This guest blog is by Mette Kia Krabbe Meyer, Research Librarian, Department of Maps, Prints and Photographs at the Royal Danish Library
The Women’s Peace Party (later the “Women’s International League for Peace and Freedom”, WILPF), was founded in 1915 as a reaction to the outbreak of the First World War in August 1914.
This association was founded at the Women’s Peace Conference in The Hague, which was attended by several Danish women, including Thora Daugaard (1874-1951), Eline Hansen (1859-1919), Clara Tybjerg (1864-1941), Louise Wright (1861-1935) and Eva Moltesen (1871-1934).
All of these came all from the middle classes – typically independent women, but with different political and religious backgrounds.
Tybjerg and Hansen were both school teachers and candidates for the Social-Liberal Party. Moltesen was an author and candidate for the Danish Liberals in 1918 (the very first election in Denmark in which women got the right to stand for Parliament and to vote). Daugaard was an editor.

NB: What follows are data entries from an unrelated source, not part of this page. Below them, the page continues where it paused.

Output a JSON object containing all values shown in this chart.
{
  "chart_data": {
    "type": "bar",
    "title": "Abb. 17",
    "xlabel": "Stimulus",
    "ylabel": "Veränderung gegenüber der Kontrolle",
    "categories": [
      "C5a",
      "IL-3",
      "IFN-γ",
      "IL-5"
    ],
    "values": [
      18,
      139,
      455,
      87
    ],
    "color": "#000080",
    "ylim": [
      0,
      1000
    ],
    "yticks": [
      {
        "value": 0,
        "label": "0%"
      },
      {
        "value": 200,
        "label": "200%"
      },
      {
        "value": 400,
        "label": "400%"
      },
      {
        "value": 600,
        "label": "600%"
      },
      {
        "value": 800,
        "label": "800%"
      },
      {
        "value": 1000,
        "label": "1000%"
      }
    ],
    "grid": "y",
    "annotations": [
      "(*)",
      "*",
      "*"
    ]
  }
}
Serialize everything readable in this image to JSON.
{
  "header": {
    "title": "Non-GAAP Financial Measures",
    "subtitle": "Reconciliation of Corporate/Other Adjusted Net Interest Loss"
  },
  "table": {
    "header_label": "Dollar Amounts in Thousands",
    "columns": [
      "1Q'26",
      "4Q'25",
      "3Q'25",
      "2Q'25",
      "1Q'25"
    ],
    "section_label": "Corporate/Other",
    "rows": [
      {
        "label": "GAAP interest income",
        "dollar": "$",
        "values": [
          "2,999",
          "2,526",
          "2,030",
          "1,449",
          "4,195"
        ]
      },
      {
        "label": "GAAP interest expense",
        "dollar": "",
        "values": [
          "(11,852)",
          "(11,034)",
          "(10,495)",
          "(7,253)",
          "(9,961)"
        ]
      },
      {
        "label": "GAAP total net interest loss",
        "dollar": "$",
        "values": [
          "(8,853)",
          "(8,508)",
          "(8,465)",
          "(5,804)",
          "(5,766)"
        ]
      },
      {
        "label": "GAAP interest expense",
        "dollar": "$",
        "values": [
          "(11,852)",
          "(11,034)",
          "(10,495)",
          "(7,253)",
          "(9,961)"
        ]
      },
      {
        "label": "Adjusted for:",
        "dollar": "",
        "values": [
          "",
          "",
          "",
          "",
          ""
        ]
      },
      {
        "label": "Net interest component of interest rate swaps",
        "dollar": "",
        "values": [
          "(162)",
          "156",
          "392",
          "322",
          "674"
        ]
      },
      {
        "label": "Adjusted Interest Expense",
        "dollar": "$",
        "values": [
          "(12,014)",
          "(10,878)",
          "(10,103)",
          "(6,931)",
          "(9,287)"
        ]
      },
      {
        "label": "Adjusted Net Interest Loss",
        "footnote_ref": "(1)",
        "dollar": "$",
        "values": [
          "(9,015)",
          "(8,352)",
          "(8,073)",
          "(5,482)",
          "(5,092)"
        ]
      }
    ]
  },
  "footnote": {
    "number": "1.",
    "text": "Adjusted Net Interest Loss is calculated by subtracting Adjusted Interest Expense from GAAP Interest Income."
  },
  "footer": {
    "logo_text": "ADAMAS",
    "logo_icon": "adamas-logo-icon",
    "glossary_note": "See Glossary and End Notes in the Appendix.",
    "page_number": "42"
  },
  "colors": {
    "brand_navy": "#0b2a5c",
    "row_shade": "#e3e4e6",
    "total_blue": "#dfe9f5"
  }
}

Wright was a philanthropist of a Christian background.
Despite these differences, the women engaged themselves in common activities for peace.
In 1916 they founded a Danish branch of Women’s Peace Party, Danish Women’s Peace Chain (Danske kvinder Fredskæde). They very successfully recruited members not just from among their peers, but also from the typically social-democrat women of the working class, including Henriette Crone (1874-1933), chairperson of the Women’s Printing Union.
The Danish Women’s Peace Chain was not a pacifist movement.
In the journal Kvinden og Samfundet (“Woman and Society”) as well as in various pamphlets, it was made clear that the Peace Chain “isn’t an association opposed to the national defence”, and that the members “on a par with women in other countries will devote themselves to the duty of upholding the independence of their country”.
It is probably fair to define the movement as “defencist” – as expressed by the British historian, Martin Ceadel, i.e. accepting a Danish defence – but only in case of a breach of the peace from abroad.
The Danish peace movement had a tradition for such a policy of defensive neutrality.
Likewise, Fredrik Bajer (1837-1922), founder of Association for a Neutralized Denmark (Foreningen til Danmarks Nevtralisering) in 1882 and the later Danish Peace Movement (Dansk Fredsforening), was of the conviction that Denmark had to defend its neutrality by military means.
In a broader perspective, though, he had an optimistic view on progress and nurtured the almost evolutionary idea that wars were about to be replaced by legal disputes. Violent, military confrontations were concepts from a remote, barbaric past. But by the end of the 1800s, he still advocated for the need of safeguarding peace by military means.
As a consequence of the outbreak of the First World War, Bajer’s dream of peace was destroyed, and he withdrew from the peace movement.
Yet, the Danish Peace Movement lived on and – quite tragicomically – ended up in a harsh dispute with the newly established association, when a number of members criticised the foundation of Danish Women’s Peace Chain.
For several years, this battle was fought through the columns of Fredsbladet (the “Peace Journal”) in a barrage of arguments for and against one united or a number of smaller movements.
Even as late as 1918 Henriette Beenfeldt (1878-1949) wrote, “Through the Danish Peace Movement we will seriously hinder our common noble aim if we don’t stop the discussion about this very soon and hereafter with sympathy look upon the foundation of the new movements, let alone the fact that such approach will serve us to a much greater honour”.
In short, neither the Danish Peace Movement nor Danish Women’s Peace Chain were basically pacifist movements and, at least from the outset, didn’t question the general conscript as did the syndicalists and members of the National League of Consistent Antimilitarists.
Other politicians also argued against war, such as the liberal politician Peter Munch (1870-1948) who advocated the solution of conflicts through parliamentary negotiations, arbitration and disarmament. Both he and the liberal internationalism, as pointed out by the Danish historian Karen Gram-Skjoldager, supported the rise of the pacifist movements in Europe and Russia through their antimilitarism.